/spring-boot-2way-ssl-demo

Sample project that demonstrates configuring 2way SSL in Spring Boot

Primary LanguageShell

Overview

This is a sample Spring Boot project that configures an javax.net.ssl.SSLContext object with two-way SSL using a keystore and an optional truststore.

The javax.net.ssl.SSLContext object then can be used to create SOAP clients, REST clients, etc. that need 2-way SSL.

Dependencies

I found that below library is more robust for creating KeyStore objects in Java than using the JDK's mechanism:

<dependency>
    <groupId>ca.juliusdavies</groupId>
    <artifactId>not-yet-commons-ssl</artifactId>
    <version>0.3.11</version>
</dependency>

Config properties

To configure 2-way SSL, we need to edit the src/main/resources/application.yaml config file:

ssl:
  enable2way: true
  overrideDefault: true
  keystore:
    path: /keystore.jks
    password: password
  truststore:
    path: /truststore.jks
    password: password

To disable 2-way SSL, change the ssl.enable2way config property to false.

When ssl.overrideDefault config property is set to true, our 2-way SSL SSLContext object will be set as the default (calling SSLContext.setDefault()).

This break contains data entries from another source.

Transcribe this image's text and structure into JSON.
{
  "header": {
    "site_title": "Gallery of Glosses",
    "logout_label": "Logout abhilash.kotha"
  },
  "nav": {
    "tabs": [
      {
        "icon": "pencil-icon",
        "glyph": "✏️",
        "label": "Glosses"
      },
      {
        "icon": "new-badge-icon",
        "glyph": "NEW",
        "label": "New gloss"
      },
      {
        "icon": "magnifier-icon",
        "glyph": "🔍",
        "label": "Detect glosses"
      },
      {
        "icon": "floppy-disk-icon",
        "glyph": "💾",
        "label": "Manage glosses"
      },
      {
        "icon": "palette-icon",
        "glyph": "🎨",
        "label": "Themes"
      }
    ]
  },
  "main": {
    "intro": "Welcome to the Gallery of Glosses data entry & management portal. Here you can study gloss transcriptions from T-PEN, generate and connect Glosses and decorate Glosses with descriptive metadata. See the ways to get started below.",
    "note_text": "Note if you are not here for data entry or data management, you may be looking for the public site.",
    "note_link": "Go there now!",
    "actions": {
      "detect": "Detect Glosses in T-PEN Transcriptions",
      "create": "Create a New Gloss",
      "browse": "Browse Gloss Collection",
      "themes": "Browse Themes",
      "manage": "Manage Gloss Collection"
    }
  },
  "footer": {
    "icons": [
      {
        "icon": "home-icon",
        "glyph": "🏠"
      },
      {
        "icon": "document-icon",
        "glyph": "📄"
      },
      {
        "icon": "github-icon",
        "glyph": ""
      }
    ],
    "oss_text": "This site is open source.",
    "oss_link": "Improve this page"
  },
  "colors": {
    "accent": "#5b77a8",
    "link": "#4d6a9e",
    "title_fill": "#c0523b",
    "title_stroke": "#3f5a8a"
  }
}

Both the keystore and truststore paths accept classpath and filesystem paths. In this sample, both of them are using the classpath as the files are under src/main/resources.

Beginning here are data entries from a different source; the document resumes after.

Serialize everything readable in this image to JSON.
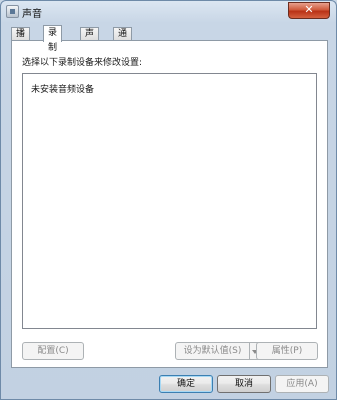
{
  "window": {
    "title": "声音",
    "close_label": "✕"
  },
  "tabs": [
    {
      "label": "播放"
    },
    {
      "label": "录制"
    },
    {
      "label": "声音"
    },
    {
      "label": "通信"
    }
  ],
  "panel": {
    "instruction": "选择以下录制设备来修改设置:",
    "empty_message": "未安装音频设备",
    "configure_label": "配置(C)",
    "set_default_label": "设为默认值(S)",
    "properties_label": "属性(P)"
  },
  "footer": {
    "ok_label": "确定",
    "cancel_label": "取消",
    "apply_label": "应用(A)"
  }
}
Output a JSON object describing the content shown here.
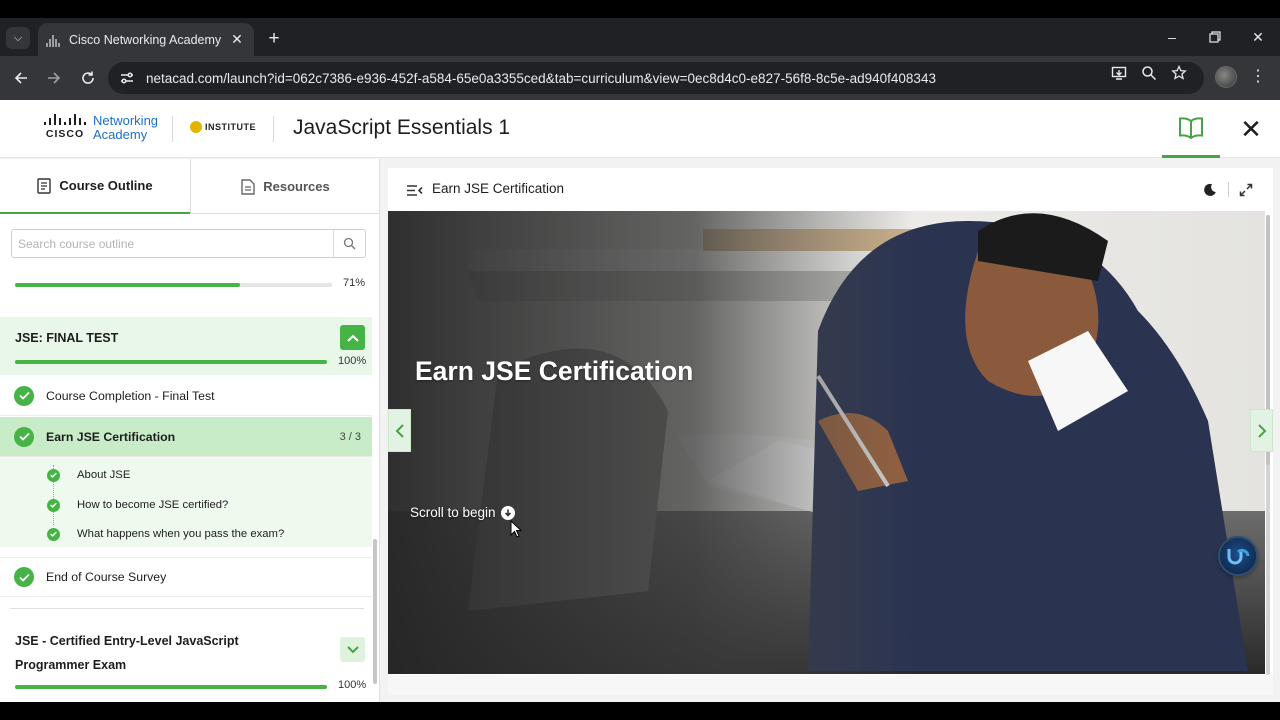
{
  "browser": {
    "tab_title": "Cisco Networking Academy",
    "url": "netacad.com/launch?id=062c7386-e936-452f-a584-65e0a3355ced&tab=curriculum&view=0ec8d4c0-e827-56f8-8c5e-ad940f408343"
  },
  "header": {
    "logo_word": "CISCO",
    "brand_line1": "Networking",
    "brand_line2": "Academy",
    "institute": "INSTITUTE",
    "course_title": "JavaScript Essentials 1"
  },
  "sidebar": {
    "tabs": [
      {
        "label": "Course Outline",
        "icon": "document-icon",
        "active": true
      },
      {
        "label": "Resources",
        "icon": "page-icon",
        "active": false
      }
    ],
    "search": {
      "placeholder": "Search course outline",
      "value": ""
    },
    "top_progress": {
      "value": 71,
      "label": "71%"
    },
    "final_test": {
      "title": "JSE: FINAL TEST",
      "progress": {
        "value": 100,
        "label": "100%"
      },
      "expanded": true,
      "items": [
        {
          "label": "Course Completion - Final Test",
          "completed": true,
          "active": false
        },
        {
          "label": "Earn JSE Certification",
          "completed": true,
          "active": true,
          "count": "3 / 3",
          "subitems": [
            {
              "label": "About JSE",
              "completed": true
            },
            {
              "label": "How to become JSE certified?",
              "completed": true
            },
            {
              "label": "What happens when you pass the exam?",
              "completed": true
            }
          ]
        },
        {
          "label": "End of Course Survey",
          "completed": true,
          "active": false
        }
      ]
    },
    "exam": {
      "title": "JSE - Certified Entry-Level JavaScript Programmer Exam",
      "progress": {
        "value": 100,
        "label": "100%"
      },
      "expanded": false
    }
  },
  "content": {
    "title": "Earn JSE Certification",
    "hero_title": "Earn JSE Certification",
    "scroll_hint": "Scroll to begin"
  },
  "colors": {
    "accent_green": "#46b346",
    "active_row": "#c7ecc7",
    "link_blue": "#1e6fc7"
  }
}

Configuring the SSLContext

The com.kaviddiss.twowayssldemo.config.TwoWaySSLConfig class is responsible for setting up 2-way SSL.

It loads the keystore and the optional truststore (if ssl.truststore.path is empty, the code will trust all certs when doing SSL handshake with a third-party service).

Creating keystore with self-signed cert

> keytool -genkey -keyalg RSA -alias selfsigned -keystore keystore.jks -storepass password -validity 360 -keysize 2048

For more details, see https://www.sslshopper.com/article-how-to-create-a-self-signed-certificate-using-java-keytool.html.

Exporting SSL cert from Chrome

See https://www.wikihow.com/Export-Certificate-Public-Key-from-Chrome

Portecle

Portecle is a handy open-source GUI tool to work with keystores.

You can use both the keytool or Portecle to create a truststore and add exported SSL certs to it.